"Balanced Literacy" is Bad Choice for New York City

By Lorraine Skeen

The New York Sun
February 12,2004


Future at Stake

"The Education-School Alchemists" is right on the mark [Andrew Wolf, Opinion, February 6, 2004]. My opinion is based on the 20 years I spent as an elementary school principal in East Harlem and my more recent experience (until the end of 2003) as a local instructional superintendent in the Bronx. The "Balanced Literacy" program seems to have been created by academics with little consideration for what is really best for inner-city schools.

The advocates of Balanced Literacy base their procedures on an idealized public school environment that may exist in a school like P.S. 6 on the Upper East Side. The students there bring with them an experiential background and linguistic strengths that are far richer than those at, say, P.S. 75 in the Hunt's Point section of the Bronx.

The emphasis in Balanced Literacy on procedure and its lack of content provide little real opportunity for inner-city students to learn to read well and to expand their knowledge base beyond their immediate environment.

When Schools Chancellor Klein restructured the Department of Education bureaucracy, many applauded, assuming that more of the available funds would get to the classroom. But this goal is being obstructed through the choice of Balanced Literacy as the mandatory curriculum for most of the schools.

The funds saved in the restructuring are going to consultants such as the Aussie group for coaching and professional development conferences. One has to ask why the teaching of reading under the Balanced Literacy Program has been made so complex that it requires teachers and principals to be retrained.

Other funds are going to the University of Pittsburgh group to conduct "learning walks." My experience with the latter caused me to question whether some members of the group have any real practical experience in elementary schools. The article is right also to point out the conflict of interest inherent in the position of Columbia Teachers College.
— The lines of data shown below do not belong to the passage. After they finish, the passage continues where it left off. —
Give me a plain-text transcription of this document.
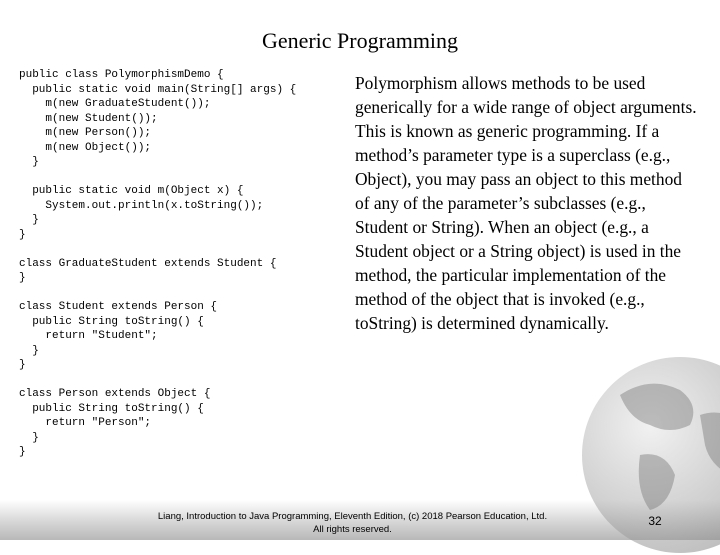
Generic Programming
public class PolymorphismDemo {
public static void main(String[] args) {
m(new GraduateStudent());
m(new Student());
m(new Person());
m(new Object());
}
public static void m(Object x) {
System.out.println(x.toString());
}
}
class GraduateStudent extends Student {
}
class Student extends Person {
public String toString() {
return "Student";
}
}
class Person extends Object {
public String toString() {
return "Person";
}
}

Polymorphism allows methods to be used generically for a wide range of object arguments. This is known as generic programming. If a method’s parameter type is a superclass (e.g., Object), you may pass an object to this method of any of the parameter’s subclasses (e.g., Student or String). When an object (e.g., a Student object or a String object) is used in the method, the particular implementation of the method of the object that is invoked (e.g., toString) is determined dynamically.

Liang, Introduction to Java Programming, Eleventh Edition, (c) 2018 Pearson Education, Ltd.
All rights reserved.
32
In spite of its shortcomings and the lack of research on its effectiveness, Balanced Literacy might give satisfactory results at P.S. 6 because the children there have a stronger home learning environment. The irony is that P.S. 6 is exempt from the mandatory curriculum. The tragedy at P.S. 75, where the children really need a content-rich, phonetics-based program, is that there is no exemption.

There is not just money at stake here, but also the future of New York City.